CANBERRA, Australia — The deputy prime minister of Australia, Barnaby Joyce, has likened agreeing to a policy of net zero emissions by 2050 to going into a restaurant and ordering a meal without knowing what you are getting and how much it will cost.
The coalition government has yet to formally agree to a 2050 target but talks about being on a path to one.
But Joyce, who recently returned to the leadership of the Nationals party and the role of deputy prime minister, has yet to be convinced.
Joyce was asked whether he supports a 2050 emissions target.
“Generally how restaurants work is you go in and have a menu and they have what is on the menu for lunch and what the price is,” he said.
“That is how a competent decision is made and that is what we are looking for. What is on the menu and what the price is.”
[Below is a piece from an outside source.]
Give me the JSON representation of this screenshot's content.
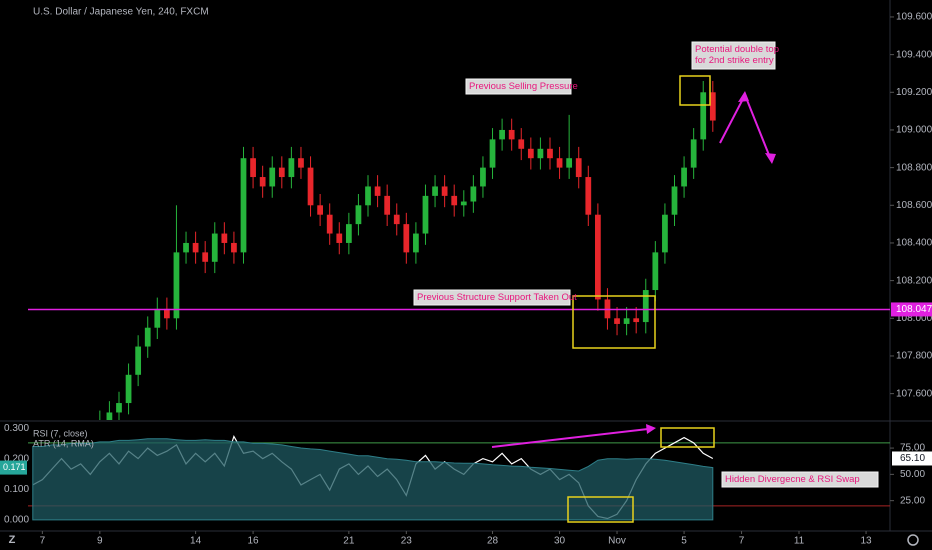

He said that is the rational process and how you go about anything, but the Labor party’s approach is that they do not care what is on the menu.
“They do not care what is the price and when what turns up is sauteed gherkins and sashimi tadpoles, they will accept anything for lunch,” said Joyce.
He said that he could not be clearer whether he is in favor of net zero by 2050.
“I am quite happy to consider the menu when you tell me what is on it and what it costs,” said Joyce.
“Tell me what it costs. Tell me how we do it.”
Last week the European Union announced a proposal to introduce a tax on energy-intensive imports from countries without a carbon price.
It would mean Australian exporters would have to pay more to sell into the European Union compared with producers from countries that have more ambitious climate policies.
Joyce was unimpressed, saying the European Union is bringing in arbitrary tariff barriers which will impede the economic recovery from Covid if the world goes down that path.
“What is happening to Europe with the so-called carbon tariff is just a tariff,” he said.
“Forget about the adjective, it is just a noun. It is a tax.”
To reach net zero emissions by 2050, annual clean energy investment worldwide will need to more than triple by 2030 to around $4 trillion, as per reports by the International Energy Agency.
“This will create millions of new jobs, significantly lift global economic growth, and achieve universal access to electricity and clean cooking worldwide by the end of the decade,” states the report.
“Most of the reductions in carbon dioxide emissions through 2030 come from technologies already on the market today. But in 2050, almost half the reductions come from technologies that are currently at the demonstration or prototype phase.”